I considered what she said for a few days. I loved biology and chemistry, so maybe medicine would be all right for me. I only vaguely knew what doctors did. They wrote prescriptions, delivered babies and took blood pressure. I didn't think of doctors as surgeons. The one thing I did like was that it would probably be easy to find a job at the end of all that studying. Doctors also seemed to be very
well off, and that is an attractive thing when you are 17 and earning $5 an hour working at your parents' shop. What didn't occur to me was that jobs involving high incomes were not actually very easy. If I knew then how hard I would be working now, I might have run a mile.
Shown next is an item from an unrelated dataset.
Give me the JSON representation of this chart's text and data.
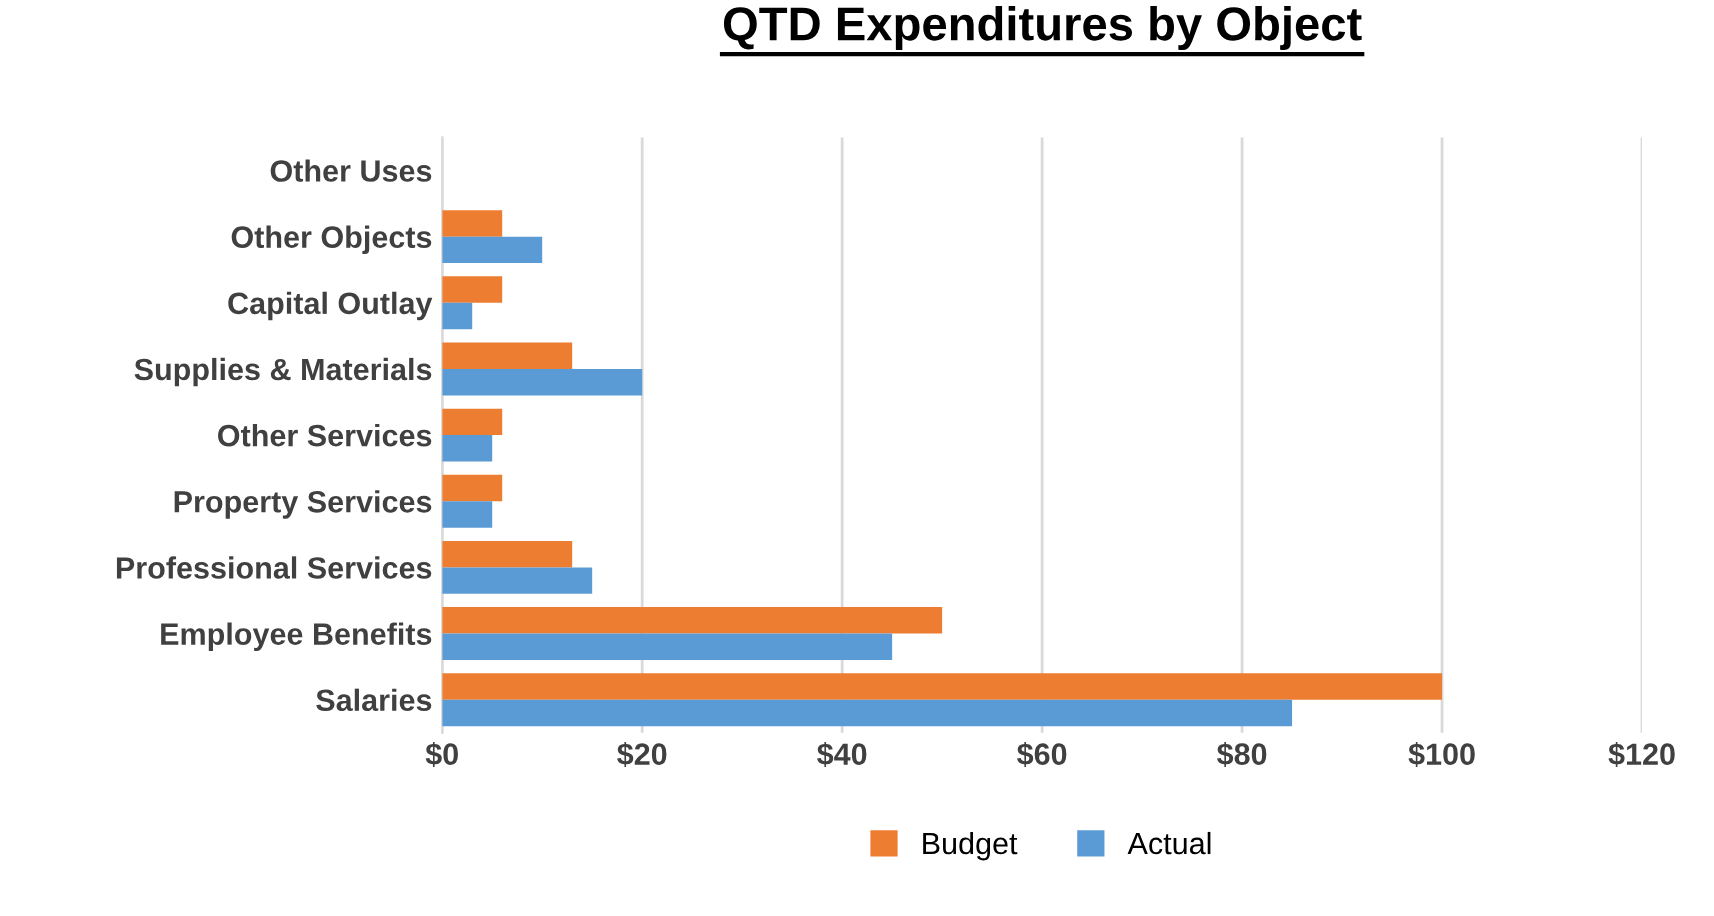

At the counsellor's insistence, I filled out my university application, and almost as an afterthought wrote down medicine as first choice and home economics teacher as second. I readied myself for teaching because I never thought I had a hope of getting into medical school. That didn't happen to people like me.

The day came for the university offers to be delivered in the mail. It was Christmas holidays and I was working in the newsagency that day. I went home at least three separate times to check the mailbox – nothing. It wasn't until 5.30 in the afternoon that the postman, exhausted from the increased volume of work that day, finally delivered that official yellow envelope. I held the letter for a few moments and eased it open. I slid out the thick white paper and to my surprise it said ‘Medicine – University of Queensland'. All right, that was unexpected. So I was going to be a doctor.

My biggest concern about going to university was that I felt they might be letting me in under false pretences. It was my distinct impression that I only did well at high school because 80 per cent of my classmates were more interested in going to the beach than studying. I would look
up from my Year 12 calculus exam to see everyone around me flicking through surfing magazines, so I figured I had had a pretty easy ride to the top of the academic heap. University was the big league and I was thoroughly intimidated by the private school kids. They seemed to be smarter, prettier and better dressed and I wasn't sure I could compete. It is something that I still struggle to overcome and even now when I sit in a room with other doctors, I feel they know much more than me. This inferiority complex is what still drives me to do better all the time.

Happily, most of my fears about not fitting in at medical school turned out to be unfounded. Within a few weeks of starting, I knew I had found my people: the other medical students were my kindred spirits. Six years of serious study and exams stretched out before me. Mum and Dad set me up in a share house with four school friends in a leafy riverside suburb near the University of Queensland. I packed up my teenage bedroom, got some garage sale furniture and prepared to face the world on my own. Well, not quite. Mum and Dad paid my rent and gave me $60 a week to buy everything else. We ate generic brand dim sims and were regular attendees at the ‘$5 Tuesday' all-you-can-eat buffet at the local Pizza Hut. I didn't have much, but I was living on my own schedule and it was an exhilarating feeling of freedom.